Яринка стояла, окаменев, не отрывая полных страха, гнева и сочувствия глаз от этого мрачного зрелища.
А мимо нее медленно проплывали серые, осунувшиеся лица с потухшими глазами. Все будто ошеломленные предчувствием неизбежного конца: дряхлые старики, сморщенные, сгорбленные годами и горем старухи, молодые женщины, молоденькие, с состарившимися лицами девушки и дети. Те, кто мог еще идти своими ногами, и те, которых матери и бабушки несли на руках, крепко прижимая к груди.
Печальным взглядом, со смешанным чувством жалости, гнева и какой-то неосознанной вины за то, что она бессильна помочь этим обездоленным людям, провожала Яринка этот трагический поход. Смотрела - и неожиданно вздрогнула, словно от электрического тока или ослепляющей молнии, встретившись взглядом с чьими-то в первый миг совсем неузнаваемыми и все-таки очень знакомыми, глазами. Взгляд темных, больших, грустных, встревоженных и все же красивых и в горе глаз вспыхнул лишь на одно мгновение. Но Ярпнке довольно было и этого. Она бросилась прямо в середину колонны на блеск тех печальных, а когда-то таких оживленных и веселых глаз.
- Розочка! Слышишь, Роза!..
Но, отброшенная назад хорошо рассчитанным, резким ударом приклада в грудь, тяжело осела на острые комья подмороженной дороги.

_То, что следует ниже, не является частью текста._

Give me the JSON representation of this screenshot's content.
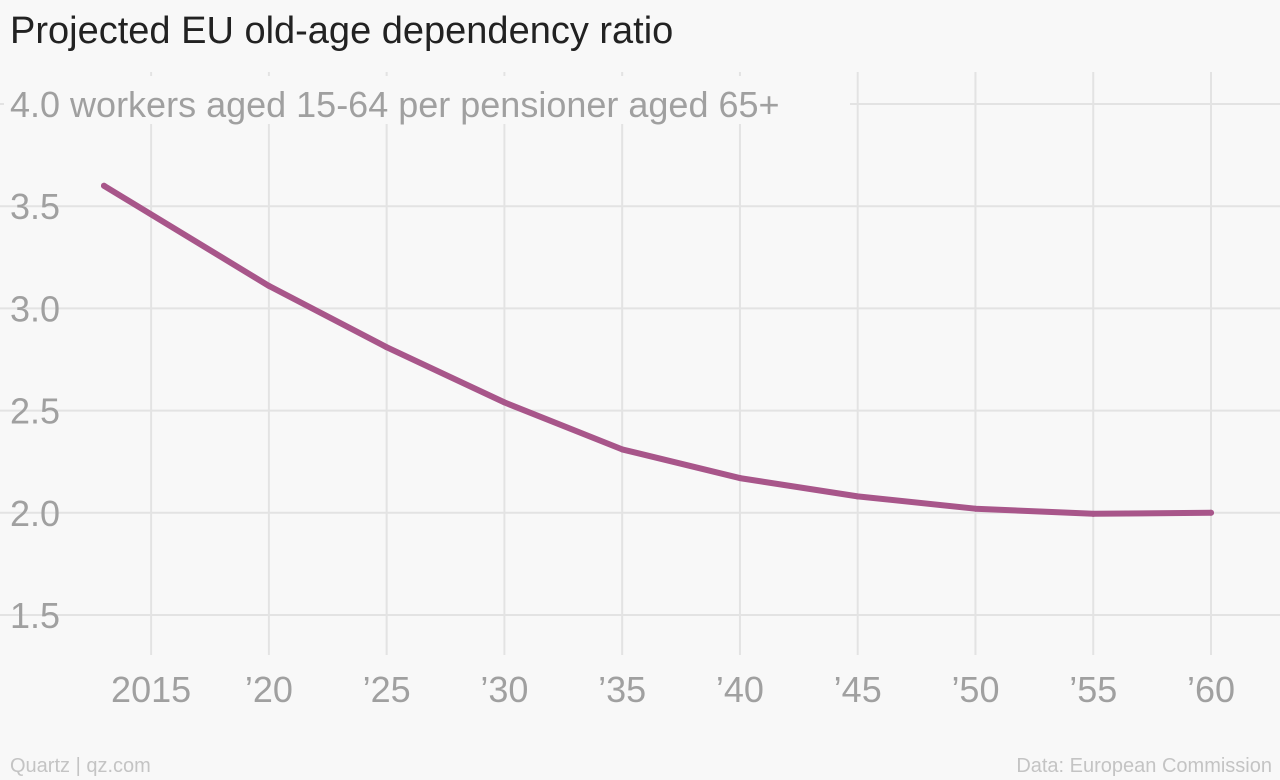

От боли у нее перехватило дыхание, она так и сидела какое-то время на краю разбитой подводами и машинами колеи, тяжело и жадно дыша, как рыба на суше.
А серая, трагическая колонна, словно тень на экране серого неба, проходила мимо нее, тяжело и глухо шаркая подошвами.
Что-то выкрикивали и хохотали на всю улицу бравые немецкие парни с винтовками, а она сидела, все еще не в силах ни подняться, ни оторвать глаз от согнувшейся фигуры бывшей школьной подруги.
Ссутуленные плечи Розы время от времени вздрагивали. Она, вероятно, не замечала вокруг себя ничего, опустив непокрытую, с длинной черной косой голову.
А когда-то... Невысокая, полненькая и розовощекая,
с толстой косой, вишневыми пухлыми губами и большими темными глазами такими красивыми, что на них, бывало, не насмотришься, - была Роза живая, веселая, звонкоголосая.